Only on this site would you see perfectly ordinary charity fundraising techniques described as "dark arts", while in the next article over, the community laments the poor image of the concept of beheading corpses and then making them rise again.

Women with a high hereditary risk of breast cancer sometimes opt to have both their breasts removed pre-emptively. People take statins and blood pressure drugs for years to prevent heart attacks. Don't you have eye tests and dental checkups on a precautionary basis? There's plenty of preventative medical care.

Maybe the availability and marketing varies between countries - the fact that you assume people have to invest their own money to ensure their health suggests you're from the US or another country with a bad healthcare system. My country has a national health service which takes an interest in encouraging preventative medicines like statins, helping people give up smoking, and so on, since that saves it money overall. I'm sure the allocation of preventative care is far from ideal and shaped by political and social factors and drug company lobbying, but it does exist.

It would be a bad tradeoff to go through painful appendectomy to prevent the small chance that you might get appendicitis (and you can get your appendix removed when it's actually infected, and the appendix may have an evolutionary function acting as a reservoir of gut bacteria, and it can also be used to reconstruct the bladder).

You're right that the motivation would be obvious today (to a certain tiny subset of geeky people). But what if there had been a decade of rising anti-AI feeling amongst the general population before the assassinations? Marches, direct actions, carried out with animal-rights style fervour? I'm sure that could all be stirred up with the right fanfiction ("Harry Potter And The Monster In The Chinese Room").

I understand what ethical injunctions are - but would SIAI be bound by them given their apparent "torture someone to avoid trillions of people having to blink" hyper-utilitarianism?

To build a superintelligence that actually maximizes IBM's share price in a normal way that the CEO of IBM would >approve of would require solving the friendly AI problem but then changing a couple of lines of code.

That assumes that being Friendly to all of humanity is just as easy as being Friendly to a small subset.

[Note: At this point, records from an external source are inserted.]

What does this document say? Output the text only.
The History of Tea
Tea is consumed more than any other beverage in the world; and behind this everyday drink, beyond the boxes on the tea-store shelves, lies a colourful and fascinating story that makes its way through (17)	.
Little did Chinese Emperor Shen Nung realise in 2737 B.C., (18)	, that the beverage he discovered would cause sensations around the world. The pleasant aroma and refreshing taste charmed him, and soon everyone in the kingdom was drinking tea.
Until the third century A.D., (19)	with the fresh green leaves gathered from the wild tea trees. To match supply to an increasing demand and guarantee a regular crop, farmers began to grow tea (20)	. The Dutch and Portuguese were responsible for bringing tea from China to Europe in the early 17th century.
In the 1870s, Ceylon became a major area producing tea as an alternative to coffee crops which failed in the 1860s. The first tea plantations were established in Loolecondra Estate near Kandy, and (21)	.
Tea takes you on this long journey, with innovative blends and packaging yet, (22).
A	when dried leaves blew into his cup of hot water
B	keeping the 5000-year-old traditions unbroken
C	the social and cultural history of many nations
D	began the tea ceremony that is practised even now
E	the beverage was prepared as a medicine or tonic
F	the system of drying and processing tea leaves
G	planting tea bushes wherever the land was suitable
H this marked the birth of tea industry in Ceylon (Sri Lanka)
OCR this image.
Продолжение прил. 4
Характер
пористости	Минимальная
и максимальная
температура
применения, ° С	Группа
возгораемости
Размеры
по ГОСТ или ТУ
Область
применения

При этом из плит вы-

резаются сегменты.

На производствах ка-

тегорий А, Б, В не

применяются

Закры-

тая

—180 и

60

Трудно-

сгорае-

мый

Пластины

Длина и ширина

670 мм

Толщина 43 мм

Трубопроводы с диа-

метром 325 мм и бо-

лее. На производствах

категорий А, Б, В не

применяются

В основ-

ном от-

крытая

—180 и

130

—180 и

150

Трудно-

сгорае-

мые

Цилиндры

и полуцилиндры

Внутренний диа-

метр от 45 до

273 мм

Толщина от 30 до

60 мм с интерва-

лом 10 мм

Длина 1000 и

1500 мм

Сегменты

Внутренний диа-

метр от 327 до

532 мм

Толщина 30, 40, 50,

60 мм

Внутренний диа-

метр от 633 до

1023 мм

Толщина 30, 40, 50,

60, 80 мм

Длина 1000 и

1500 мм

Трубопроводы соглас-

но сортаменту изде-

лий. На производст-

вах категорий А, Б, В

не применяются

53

Surely it's much harder to make all of humanity happy than to make IBM's stockholders happy? I mean, a FAI that does the latter is far less constrained, but it's still not going to convert the universe into computronium.

I'm not seriously suggesting that. Also, I am just some internet random and not affiliated with the SIAI.

I think my key point is that the dynamics of society are going to militate against deploying Friendly AI, even if it is shown to be possible. If I do a next draft I will drop the silly assassination point in favour of tracking AGI projects and lobbying to get them defunded if they look dangerous.

OK, what about the case where there's a CEV theory which can extrapolate the volition of all humans, or a subset of them? It's not suicide for you to tell the AI "coherently extrapolate my volition/the shareholders' volition". But it might be hell for the people whose interests aren't taken into account.